Life may seek to label you and type you. A report card or a financial statement may seem to say this is what you are. There may be those who want to measure you by grades and merit badges and achievement certificates or job resumes. These say nothing of what you are anymore than your grades in school reveal what you are. These things usually indicate where you are in consciousness and unfoldment, but life has a flow. You’re still only part of the way along this great eternal life experience and you didn’t come into life to live in the valley. You have to walk through the valley and there’s light at both ends. So wherever you are, whatever may have been the challenges of the past, no matter how you may be experiencing things today, walk on. In the flow of life, there can be no hopeless situation. There can be no truly incurable illness. There can be no last straw. In the final analysis, it is only the intangible something we call God the good that remains unchanged and through all things. All else is transitory, changing, growing, progressing. All else comes to pass as we continue on the spiraling pathway toward the realization of our own god potential.

Let’s be still for just a moment. Turn your mind away from the perception of conditions of your life even for a moment, of your relationship here with others in this auditorium. Let your mind enter into a moment of imaging, even if it seems negative. Let yourself think of being in the midst of a dark tunnel. Feel the frustration of it for a moment. You had times like this in your life before so you can easily remember it. Or perhaps living in a valley, the storms, droughts, emptiness, frustration. And into this experience of seeming negativity, you see a new perception coming into mind, entering your consciousness. Suddenly you see with new sight. Blessed are the pure in heart for they shall see God. When you get that purity of awareness you see from the consciousness of God. You see through the end of this tunnel to the light at the other end. See the open way at the end of the valley leading up through a mountain pass and new wonderful experiences. New valleys to go through, new tunnels to traverse.

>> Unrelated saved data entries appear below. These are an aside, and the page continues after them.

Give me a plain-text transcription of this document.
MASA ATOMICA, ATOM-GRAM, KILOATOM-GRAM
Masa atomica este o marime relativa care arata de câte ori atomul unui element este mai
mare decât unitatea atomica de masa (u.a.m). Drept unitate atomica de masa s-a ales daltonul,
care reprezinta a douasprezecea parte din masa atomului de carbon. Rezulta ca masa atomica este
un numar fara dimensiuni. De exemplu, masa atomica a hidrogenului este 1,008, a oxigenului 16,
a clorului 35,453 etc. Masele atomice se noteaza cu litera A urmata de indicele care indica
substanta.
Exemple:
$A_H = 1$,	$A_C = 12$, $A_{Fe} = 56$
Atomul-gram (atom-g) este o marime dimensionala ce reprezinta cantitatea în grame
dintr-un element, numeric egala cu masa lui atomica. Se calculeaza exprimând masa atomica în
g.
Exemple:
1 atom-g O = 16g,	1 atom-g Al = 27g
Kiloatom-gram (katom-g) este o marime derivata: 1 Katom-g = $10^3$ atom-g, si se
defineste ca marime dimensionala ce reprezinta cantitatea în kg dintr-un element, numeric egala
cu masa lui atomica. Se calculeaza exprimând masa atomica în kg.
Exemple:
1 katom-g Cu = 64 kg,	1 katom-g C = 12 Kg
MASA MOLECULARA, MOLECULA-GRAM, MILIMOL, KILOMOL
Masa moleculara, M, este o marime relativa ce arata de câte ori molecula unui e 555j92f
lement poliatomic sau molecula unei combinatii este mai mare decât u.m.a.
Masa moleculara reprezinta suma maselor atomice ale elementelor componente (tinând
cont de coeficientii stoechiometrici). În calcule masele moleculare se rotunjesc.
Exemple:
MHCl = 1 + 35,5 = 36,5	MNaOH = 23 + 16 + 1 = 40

Let the thought die in your consciousness. Why, the tunnel has a light at both ends. The valley has an open end, a pass at the other end, as it is with life. So look on the signet ring, which we’ll say you have received from the counselors and the wise men as the monarch did. On this ring are the words, “This too shall pass.” See that motto? The secret talisman carried with you in a very special place in your heart. Be returned to the perception of that at any time that you find yourself discouraged or challenged by the seeming emptiness of experiences and the futility of going forward. This too shall pass.

And see yourself walking dynamically and dramatically and victoriously out of the tunnel, out of the valley into the sunset of a joyous day. That then leads into another dark period of the night to be awakened again in a new sense of a new sunrise and a new day. I bless you now that you may go forward to the new day, the new experience, the new opportunity, new joy, new faith, new perception. For life and any of its experiences, it doesn’t come to stay, it comes to pass. Be grateful for this consciousness. You shall know the truth and the truth shall make you free. So be it.